Utility operation is capital intensive, as consistent investment is required to upgrade and maintain its infrastructure, which includes transmission and distribution lines, and production plants. Usage of modern technology like drones for maintenance and installation of smart meters, as well as strengthening of grids require considerable funding. Apart from internal sources of funds, utilities depend on the credit market for funds to carry on upgrades.
In a way, rising interest rates increase this sector’s cost of capital, in turn impacting margins. Plus, higher cost of funding may force utilities to delay their capital expenditure plans, impacting cash flow and earnings growth. Nonetheless, the current stance of Fed to put interest rates on hold will be beneficial for the utility sector.
Cost control, new electric rates, customer growth and stable demand continue to help the utility sector in maintaining operational stability.
Amid the above backdrop, let’s focus on two Zacks Utility - Electric Power industry stocks, namely DTE Energy Company DTE and The AES Corporation AES, to ascertain which is a profitable utility choice currently.

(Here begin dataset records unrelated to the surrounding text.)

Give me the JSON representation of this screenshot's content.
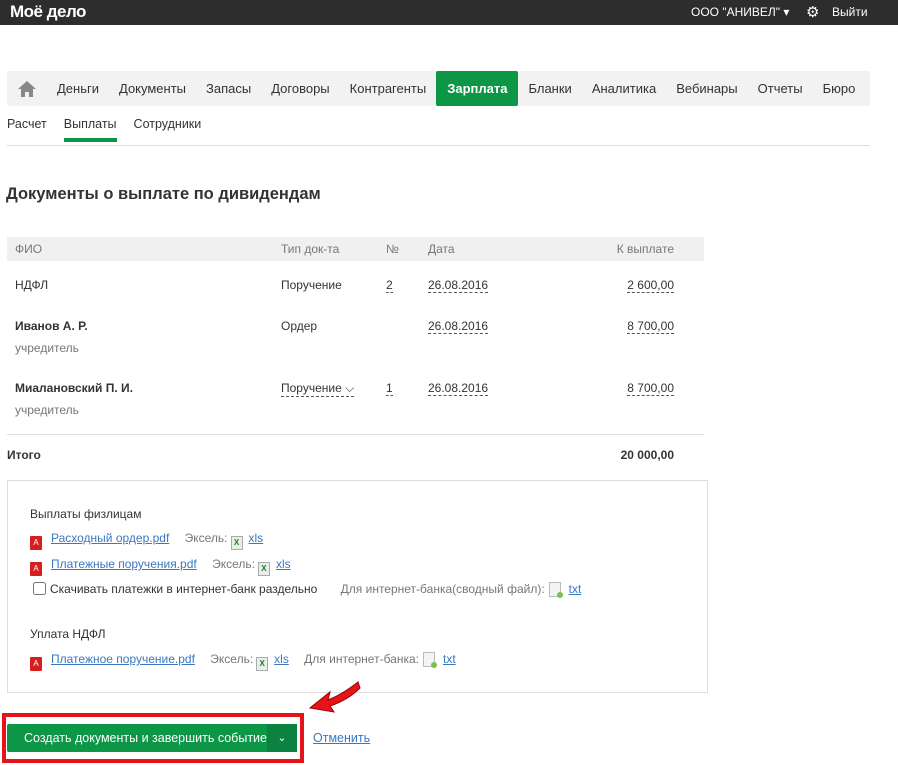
{
  "header": {
    "logo": "Моё дело",
    "org": "ООО \"АНИВЕЛ\" ▾",
    "logout": "Выйти"
  },
  "nav": {
    "items": [
      "Деньги",
      "Документы",
      "Запасы",
      "Договоры",
      "Контрагенты",
      "Зарплата",
      "Бланки",
      "Аналитика",
      "Вебинары",
      "Отчеты",
      "Бюро"
    ],
    "active": "Зарплата"
  },
  "subtabs": {
    "items": [
      "Расчет",
      "Выплаты",
      "Сотрудники"
    ],
    "active": "Выплаты"
  },
  "page_title": "Документы о выплате по дивидендам",
  "table": {
    "headers": [
      "ФИО",
      "Тип док-та",
      "№",
      "Дата",
      "К выплате"
    ],
    "rows": [
      {
        "name": "НДФЛ",
        "role": "",
        "type": "Поручение",
        "num": "2",
        "date": "26.08.2016",
        "amount": "2 600,00"
      },
      {
        "name": "Иванов А. Р.",
        "role": "учредитель",
        "type": "Ордер",
        "num": "",
        "date": "26.08.2016",
        "amount": "8 700,00"
      },
      {
        "name": "Миалановский П. И.",
        "role": "учредитель",
        "type": "Поручение ⌵",
        "num": "1",
        "date": "26.08.2016",
        "amount": "8 700,00"
      }
    ],
    "total_label": "Итого",
    "total": "20 000,00"
  },
  "docs": {
    "section1": "Выплаты физлицам",
    "doc1": "Расходный ордер.pdf",
    "doc2": "Платежные поручения.pdf",
    "excel": "Эксель:",
    "xls": "xls",
    "txt": "txt",
    "checkbox": "Скачивать платежки в интернет-банк раздельно",
    "bank_summary": "Для интернет-банка(сводный файл):",
    "section2": "Уплата НДФЛ",
    "doc3": "Платежное поручение.pdf",
    "bank": "Для интернет-банка:"
  },
  "actions": {
    "submit": "Создать документы и завершить событие",
    "cancel": "Отменить"
  },
  "colors": {
    "accent": "#0e9647",
    "highlight": "#e5141b"
  }
}
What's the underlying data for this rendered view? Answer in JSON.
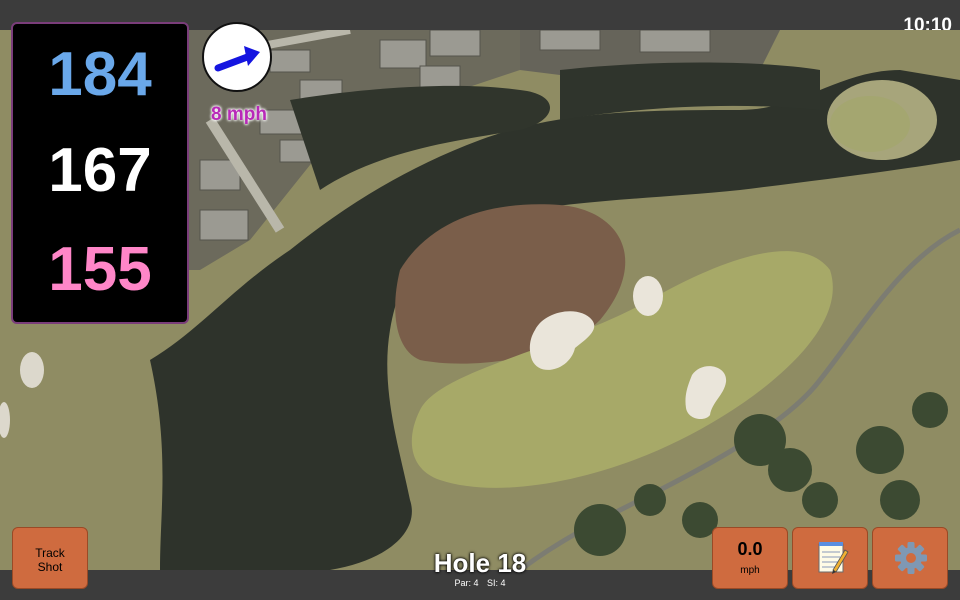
{
  "status": {
    "time": "10:10"
  },
  "distances": {
    "back": "184",
    "middle": "167",
    "front": "155"
  },
  "wind": {
    "speed_label": "8 mph",
    "arrow_icon": "wind-arrow-icon"
  },
  "hole": {
    "title": "Hole 18",
    "par": "Par: 4",
    "si": "SI: 4"
  },
  "buttons": {
    "track_line1": "Track",
    "track_line2": "Shot",
    "speed_value": "0.0",
    "speed_unit": "mph",
    "notes_icon": "notepad-icon",
    "settings_icon": "gear-icon"
  },
  "colors": {
    "back": "#6aa8ea",
    "middle": "#ffffff",
    "front": "#ff86c8",
    "button": "#cf6b3f",
    "wind_text": "#b829b8",
    "water": "#2e332b",
    "green": "#a7a968"
  }
}
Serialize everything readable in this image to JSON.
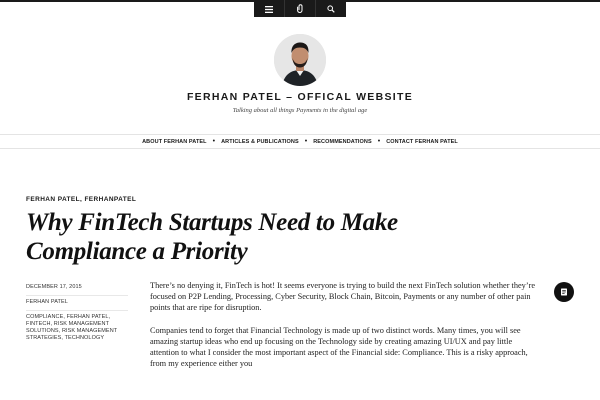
{
  "toolbar": {
    "items": [
      {
        "icon": "menu-icon"
      },
      {
        "icon": "link-icon"
      },
      {
        "icon": "search-icon"
      }
    ]
  },
  "site": {
    "title": "FERHAN PATEL – OFFICAL WEBSITE",
    "tagline": "Talking about all things Payments in the digital age",
    "avatar_icon": "profile-photo"
  },
  "nav": {
    "items": [
      {
        "label": "About Ferhan Patel"
      },
      {
        "label": "Articles & Publications"
      },
      {
        "label": "Recommendations"
      },
      {
        "label": "Contact Ferhan Patel"
      }
    ]
  },
  "post": {
    "categories": "Ferhan Patel, FerhanPatel",
    "title": "Why FinTech Startups Need to Make Compliance a Priority",
    "date": "December 17, 2015",
    "author": "Ferhan Patel",
    "tags": "Compliance, Ferhan Patel, FinTech, Risk Management Solutions, Risk Management Strategies, Technology",
    "paragraphs": [
      "There’s no denying it, FinTech is hot!  It seems everyone is trying to build the next FinTech solution whether they’re focused on P2P Lending, Processing, Cyber Security, Block Chain, Bitcoin, Payments or any number of other pain points that are ripe for disruption.",
      "Companies tend to forget that Financial Technology is made up of two distinct words. Many times, you will see amazing startup ideas who end up focusing on the Technology side by creating amazing UI/UX and pay little attention to what I consider the most important aspect of the Financial side: Compliance.  This is a risky approach, from my experience either you"
    ]
  },
  "colors": {
    "toolbar_bg": "#1a1a1a",
    "text": "#1a1a1a",
    "fab_bg": "#111111"
  },
  "fab": {
    "icon": "format-list-icon"
  }
}
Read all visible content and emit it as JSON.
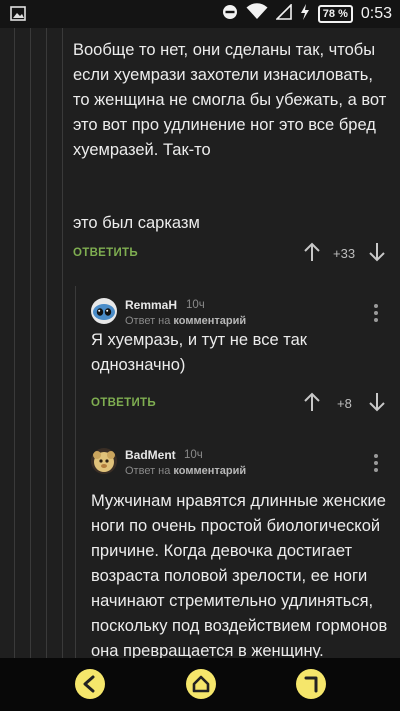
{
  "status_bar": {
    "battery": "78 %",
    "time": "0:53"
  },
  "comments": [
    {
      "text_lines": [
        "Вообще то нет, они сделаны так, чтобы",
        "если хуемрази захотели изнасиловать,",
        "то женщина не смогла бы убежать, а вот",
        "это вот про удлинение ног это все бред",
        "хуемразей. Так-то"
      ],
      "text2": "это был сарказм",
      "reply_label": "ОТВЕТИТЬ",
      "score": "+33"
    },
    {
      "author": "RemmaH",
      "time": "10ч",
      "reply_to_prefix": "Ответ на",
      "reply_to_target": "комментарий",
      "text_lines": [
        "Я хуемразь, и тут не все так",
        "однозначно)"
      ],
      "reply_label": "ОТВЕТИТЬ",
      "score": "+8"
    },
    {
      "author": "BadMent",
      "time": "10ч",
      "reply_to_prefix": "Ответ на",
      "reply_to_target": "комментарий",
      "text_lines": [
        "Мужчинам нравятся длинные женские",
        "ноги по очень простой биологической",
        "причине. Когда девочка достигает",
        "возраста половой зрелости, ее ноги",
        "начинают стремительно удлиняться,",
        "поскольку под воздействием гормонов",
        "она превращается в женщину."
      ]
    }
  ],
  "colors": {
    "background": "#1f1f1f",
    "reply_green": "#7fae51",
    "nav_button_yellow": "#f5e66b"
  },
  "icons": [
    "image-icon",
    "dnd-icon",
    "wifi-icon",
    "signal-icon",
    "charging-icon",
    "battery-icon",
    "upvote-icon",
    "downvote-icon",
    "more-icon",
    "back-icon",
    "home-icon",
    "recents-icon"
  ]
}
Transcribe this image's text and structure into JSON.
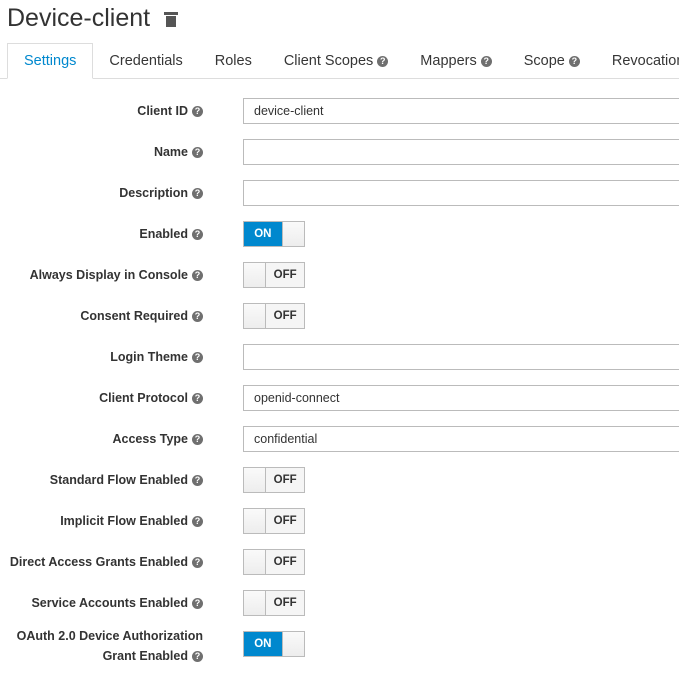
{
  "header": {
    "title": "Device-client"
  },
  "tabs": [
    {
      "label": "Settings"
    },
    {
      "label": "Credentials"
    },
    {
      "label": "Roles"
    },
    {
      "label": "Client Scopes",
      "help": true
    },
    {
      "label": "Mappers",
      "help": true
    },
    {
      "label": "Scope",
      "help": true
    },
    {
      "label": "Revocation"
    }
  ],
  "form": {
    "client_id": {
      "label": "Client ID",
      "value": "device-client"
    },
    "name": {
      "label": "Name",
      "value": ""
    },
    "description": {
      "label": "Description",
      "value": ""
    },
    "enabled": {
      "label": "Enabled",
      "state": "ON"
    },
    "always_display": {
      "label": "Always Display in Console",
      "state": "OFF"
    },
    "consent_required": {
      "label": "Consent Required",
      "state": "OFF"
    },
    "login_theme": {
      "label": "Login Theme",
      "value": ""
    },
    "client_protocol": {
      "label": "Client Protocol",
      "value": "openid-connect"
    },
    "access_type": {
      "label": "Access Type",
      "value": "confidential"
    },
    "standard_flow": {
      "label": "Standard Flow Enabled",
      "state": "OFF"
    },
    "implicit_flow": {
      "label": "Implicit Flow Enabled",
      "state": "OFF"
    },
    "direct_access": {
      "label": "Direct Access Grants Enabled",
      "state": "OFF"
    },
    "service_accounts": {
      "label": "Service Accounts Enabled",
      "state": "OFF"
    },
    "device_grant": {
      "label_line1": "OAuth 2.0 Device Authorization",
      "label_line2": "Grant Enabled",
      "state": "ON"
    }
  },
  "help_icon": "?",
  "colors": {
    "accent": "#0088ce"
  }
}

DTE Energy currently carries a Zacks Rank #2 (Buy) and has a market capitalization of $23.02 billion. You can see the complete list of today’s Zacks #1 Rank (Strong Buy) stocks here.
AES Corp currently carries a Zacks Rank #3 (Hold) and has a market capitalization of $10.76 billion.
Price Performance & VGM Score
In the past 12 months, shares of AES Corp have rallied 34.6%, while that of DTE Energy have gained 26.5%. The industry recorded 15.6% growth over the same period.
Both the stocks have an impressive VGM Score of B. Here V stands for Value, G for Growth and M for Momentum, with the score being a weighted combination of all three factors. Back-tested results show that stocks with a favorable VGM Score of A or B coupled with a solid Zacks Rank offer the best investment options.
Long-Term Earnings Growth & Surprise Trend
AES Corp’s long-term (three to five years) earnings growth rate is projected at 7.86%. The same for DTE Energy is pegged at 6%.
DTE Energy outpaced the Zacks Consensus Estimate in three of the trailing four quarters, with average positive earnings surprise of 12.24%. AES Corp surpassed the Zacks Consensus Estimate in two out of the trailing four quarters, with average positive earnings surprise of 3.1%.
Return on Equity (ROE)
ROE is a measure of a company’s efficiency in utilizing its shareholder’s funds. ROE for AES Corp and DTE Energy stands at 19.05% and 10.99%, respectively. Notably, both the utilities have outperformed the industry’s ROE of 9.63%.
The debt-to-capital ratio is a good indicator of the financial position of a company. The indicator shows how much debt is used to run the business. DTE Energy has a debt-to-capital ratio of 53.69% compared with the industry’s 50.30%. Meanwhile, AES Corp had a debt-to-capital ratio of 76.55% at the end of the first quarter.
Utility companies generally distribute dividends. Currently, the dividend yield for AES Corp is 3.4%, better than 3% for DTE Energy. The dividend yield of these utilities is better than the industry average of 2.95%
Earnings Estimate Revision
The Zacks Consensus Estimate for 2019 and 2020 earnings for AES Corp is pegged at $1.34 and $1.45, indicating growth of 2.3% and 4.3%, respectively, from the year-ago reported figures. The Zacks Consensus Estimate for 2019 and 2020 earnings for DTE Energy is pegged at $6.20 and $6.55, indicating growth of 0.3% and 0.6%, respectively, from the year-ago quarter.
Both the companies are providing quality services and presently have plans to invest billions of dollars in capital projects over the next few years. These additions and the expansion of infrastructure will enable these two utilities to serve their expanding customer base more efficiently.
Markedly, it is quite evident from the above comparisons that AES Corp is a better placed utility stock at the moment.